17-25 Aralık diye bir tarih koydular. Fettah Tamince o tarihlerden sonra Pensilvanya’da ziyaret yapan, Zaman gazetesine ortak olan, Bank Asya’ya paralar yatıran bir kişi. Bank Asya önünden geçen hapse girerken bu adam el üstünde tutuldu, devlet protokolünde ağırlandı. En büyük ihaleler ona veriliyor. Neden? Tamamen çıkar ilişkisi. AK Parti’ye oy veren vatandaşları suçlamak istemem. Ama vatandaşların oylarının kötü kullanıldığı ve bireysel çıkarlarda kullanıldığı gerçeği de var.

DUYUM GELMİŞTİ

(İzmir’de CHP Seçim Bürosu’na saldırı) Bize daha önce bir duyum gelmişti. CHP’nin düzenlediği mitinglere, CHP seçim bürolarına saldırı yapılacak diye. Demokratik bir yarış yapmaya çalışıyoruz biz. Demokratik olmayan bir süreç içerinde demokrasi mücadelesi veriyoruz. Baskıcı bir yönetim var, devletin bütün imkanlarını kullanan bir anlayış var, devletin valisini emniyet müdürünü kullanarak bizi baskılamak istiyor. Ona rağmen demokrasiyi biz bu ülkeye getirmek için mücadele ediyoruz.

YENİ PARTİ

Demokratik bir ülkede, siyasal partiler yasası varsa insanlar yeni parti kurabilir. Çok yadırganacak bir olay değil. Memnuniyetsizlik var mı? Var. İktidar kanadının kendi içinde var. Memnun olmayanlar ayrışıp parti kurabilirler. Bana göre çok önemli değil. 

SÖZCÜ DAVASI

(Sözcü davası savcısının sabıkasının çıkması) Bu savcının savcılık yapamayacağı, tarafsız olamayacağı ve sağlıklı bir soruşturma yapamayacağı ortaya çıkmış vaziyette. Olay araştırılmış ve gerekli ceza da verilmiş aslında.
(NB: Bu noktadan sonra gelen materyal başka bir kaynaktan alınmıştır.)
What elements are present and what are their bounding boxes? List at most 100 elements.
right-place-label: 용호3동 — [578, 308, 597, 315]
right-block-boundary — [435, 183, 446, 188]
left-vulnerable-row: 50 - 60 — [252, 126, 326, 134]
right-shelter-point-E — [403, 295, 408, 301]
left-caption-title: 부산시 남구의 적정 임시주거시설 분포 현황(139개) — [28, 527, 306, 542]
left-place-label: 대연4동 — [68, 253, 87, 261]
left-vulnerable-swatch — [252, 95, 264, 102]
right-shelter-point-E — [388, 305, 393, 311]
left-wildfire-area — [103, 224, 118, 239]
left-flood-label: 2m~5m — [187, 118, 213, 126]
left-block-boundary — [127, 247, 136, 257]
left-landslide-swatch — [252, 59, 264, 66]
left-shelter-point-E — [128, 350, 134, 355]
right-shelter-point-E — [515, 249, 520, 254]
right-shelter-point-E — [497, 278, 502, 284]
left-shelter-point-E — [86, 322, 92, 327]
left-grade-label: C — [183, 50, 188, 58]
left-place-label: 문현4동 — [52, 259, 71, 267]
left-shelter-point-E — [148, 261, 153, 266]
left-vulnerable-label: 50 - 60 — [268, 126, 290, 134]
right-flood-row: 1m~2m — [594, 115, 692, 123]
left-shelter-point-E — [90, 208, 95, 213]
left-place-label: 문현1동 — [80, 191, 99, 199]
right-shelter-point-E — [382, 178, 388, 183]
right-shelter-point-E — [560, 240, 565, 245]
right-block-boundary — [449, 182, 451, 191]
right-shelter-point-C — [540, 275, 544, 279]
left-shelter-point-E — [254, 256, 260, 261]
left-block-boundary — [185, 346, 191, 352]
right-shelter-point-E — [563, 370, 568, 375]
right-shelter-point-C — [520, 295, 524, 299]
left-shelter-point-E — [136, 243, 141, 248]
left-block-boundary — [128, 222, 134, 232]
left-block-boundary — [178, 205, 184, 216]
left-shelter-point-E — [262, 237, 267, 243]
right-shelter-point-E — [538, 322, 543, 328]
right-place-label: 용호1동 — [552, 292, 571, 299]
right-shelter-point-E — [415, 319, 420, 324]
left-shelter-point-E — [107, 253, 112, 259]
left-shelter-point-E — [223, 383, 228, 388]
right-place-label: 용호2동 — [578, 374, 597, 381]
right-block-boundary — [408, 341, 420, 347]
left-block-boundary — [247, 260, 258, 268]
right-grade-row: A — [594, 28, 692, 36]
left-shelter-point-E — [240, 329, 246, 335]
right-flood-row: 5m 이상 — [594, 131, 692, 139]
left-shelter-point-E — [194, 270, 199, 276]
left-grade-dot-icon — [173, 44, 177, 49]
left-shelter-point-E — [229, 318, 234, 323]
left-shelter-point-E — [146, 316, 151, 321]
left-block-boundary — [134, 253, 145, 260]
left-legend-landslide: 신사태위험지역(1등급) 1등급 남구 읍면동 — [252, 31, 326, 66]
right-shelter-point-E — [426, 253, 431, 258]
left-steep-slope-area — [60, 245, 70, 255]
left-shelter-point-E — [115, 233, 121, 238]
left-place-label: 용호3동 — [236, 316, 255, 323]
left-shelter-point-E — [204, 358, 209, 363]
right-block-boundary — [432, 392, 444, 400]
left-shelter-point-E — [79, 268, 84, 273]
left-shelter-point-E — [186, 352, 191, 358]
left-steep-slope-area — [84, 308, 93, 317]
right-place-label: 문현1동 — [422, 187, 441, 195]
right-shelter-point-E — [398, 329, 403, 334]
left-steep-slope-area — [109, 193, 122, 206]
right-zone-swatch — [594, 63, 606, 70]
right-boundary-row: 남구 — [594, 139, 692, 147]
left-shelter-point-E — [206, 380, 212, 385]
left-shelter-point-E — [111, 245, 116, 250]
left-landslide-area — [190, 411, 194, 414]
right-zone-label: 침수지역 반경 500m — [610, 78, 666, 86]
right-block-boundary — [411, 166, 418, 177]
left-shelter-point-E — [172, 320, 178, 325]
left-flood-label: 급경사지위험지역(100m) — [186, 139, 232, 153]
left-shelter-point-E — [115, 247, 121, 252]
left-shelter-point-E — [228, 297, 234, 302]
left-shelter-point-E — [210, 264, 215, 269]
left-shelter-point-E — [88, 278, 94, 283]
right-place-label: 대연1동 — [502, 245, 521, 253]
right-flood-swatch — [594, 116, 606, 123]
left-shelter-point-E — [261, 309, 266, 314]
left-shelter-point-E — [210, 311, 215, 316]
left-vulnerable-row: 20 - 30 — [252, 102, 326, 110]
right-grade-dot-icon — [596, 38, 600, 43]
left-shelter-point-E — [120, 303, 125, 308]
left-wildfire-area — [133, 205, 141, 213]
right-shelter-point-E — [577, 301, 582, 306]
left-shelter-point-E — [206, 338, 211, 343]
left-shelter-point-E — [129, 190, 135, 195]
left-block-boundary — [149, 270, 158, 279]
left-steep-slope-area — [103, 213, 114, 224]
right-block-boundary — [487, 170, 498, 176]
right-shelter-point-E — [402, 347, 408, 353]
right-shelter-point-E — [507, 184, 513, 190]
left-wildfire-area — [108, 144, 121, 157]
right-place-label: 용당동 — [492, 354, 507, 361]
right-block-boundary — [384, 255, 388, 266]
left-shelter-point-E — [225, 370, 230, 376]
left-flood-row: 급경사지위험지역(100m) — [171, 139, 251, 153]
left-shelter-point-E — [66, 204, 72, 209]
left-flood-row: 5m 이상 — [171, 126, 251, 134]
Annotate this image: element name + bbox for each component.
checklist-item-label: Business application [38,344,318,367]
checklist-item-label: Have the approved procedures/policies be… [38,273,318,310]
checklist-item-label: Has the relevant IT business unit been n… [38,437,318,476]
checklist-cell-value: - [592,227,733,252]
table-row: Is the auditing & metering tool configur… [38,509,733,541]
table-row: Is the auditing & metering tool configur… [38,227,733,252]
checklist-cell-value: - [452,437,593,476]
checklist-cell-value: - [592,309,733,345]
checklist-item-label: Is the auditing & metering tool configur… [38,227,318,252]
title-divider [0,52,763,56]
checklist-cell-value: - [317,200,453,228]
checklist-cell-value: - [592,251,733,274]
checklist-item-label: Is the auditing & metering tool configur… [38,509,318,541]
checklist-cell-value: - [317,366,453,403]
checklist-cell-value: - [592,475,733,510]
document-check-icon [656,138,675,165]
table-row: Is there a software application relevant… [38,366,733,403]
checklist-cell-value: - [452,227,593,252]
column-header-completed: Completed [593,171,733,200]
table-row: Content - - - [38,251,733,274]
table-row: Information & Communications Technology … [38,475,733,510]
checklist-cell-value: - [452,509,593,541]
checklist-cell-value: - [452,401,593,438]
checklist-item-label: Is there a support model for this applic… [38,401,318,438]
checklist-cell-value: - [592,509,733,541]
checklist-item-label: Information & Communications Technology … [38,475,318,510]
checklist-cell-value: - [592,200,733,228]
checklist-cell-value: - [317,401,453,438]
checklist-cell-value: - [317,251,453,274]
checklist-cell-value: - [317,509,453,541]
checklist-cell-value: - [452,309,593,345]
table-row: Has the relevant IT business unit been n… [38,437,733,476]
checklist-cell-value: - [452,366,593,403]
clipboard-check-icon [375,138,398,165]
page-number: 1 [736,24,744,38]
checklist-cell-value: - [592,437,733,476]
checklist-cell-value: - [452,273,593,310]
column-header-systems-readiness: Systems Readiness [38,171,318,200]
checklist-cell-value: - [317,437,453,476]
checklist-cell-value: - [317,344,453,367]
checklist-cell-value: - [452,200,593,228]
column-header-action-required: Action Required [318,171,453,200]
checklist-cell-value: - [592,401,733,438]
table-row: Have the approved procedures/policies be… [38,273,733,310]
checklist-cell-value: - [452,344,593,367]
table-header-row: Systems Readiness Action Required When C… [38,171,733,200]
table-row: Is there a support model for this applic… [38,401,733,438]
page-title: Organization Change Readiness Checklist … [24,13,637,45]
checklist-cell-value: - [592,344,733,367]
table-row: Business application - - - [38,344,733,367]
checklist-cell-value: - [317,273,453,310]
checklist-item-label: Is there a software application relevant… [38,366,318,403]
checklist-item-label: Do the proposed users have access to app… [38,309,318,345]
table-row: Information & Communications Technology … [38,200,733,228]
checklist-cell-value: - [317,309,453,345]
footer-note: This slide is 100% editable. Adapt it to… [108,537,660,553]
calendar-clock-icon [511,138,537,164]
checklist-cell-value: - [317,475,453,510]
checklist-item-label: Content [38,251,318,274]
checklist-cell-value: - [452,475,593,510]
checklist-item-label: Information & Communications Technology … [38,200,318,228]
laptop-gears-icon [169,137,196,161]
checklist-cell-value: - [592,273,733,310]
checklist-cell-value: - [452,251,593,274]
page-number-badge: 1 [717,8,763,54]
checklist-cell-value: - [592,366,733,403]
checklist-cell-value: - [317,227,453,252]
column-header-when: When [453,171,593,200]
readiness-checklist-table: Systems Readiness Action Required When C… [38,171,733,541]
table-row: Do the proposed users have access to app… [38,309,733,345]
Bu savcı bütün bunlar bilindiği halde nasıl oluyor da başka yere atanmasıyla ilgili dosya Hakimler Savcılar Kurulu’na gitti? O dosyayı HSK’ye taşıyan kişi belli çıkar ilişkileri içinde olan bir kişidir. Belki rüşvetle ilgili dosyalar da ayıklanmış olabilir. Bilinmeyen bir alan var aslında. Bu alanın üzerine gidilmeli. Gidecek olan da HSK’dir. O dosya siyasi otoritenin arzusu üzerine HSK’ye geliyorsa, o zaman siyasi otorite Saray bağlantılıdır, Saray’ın bilgisi olmadan böyle bir şey yapılmaz.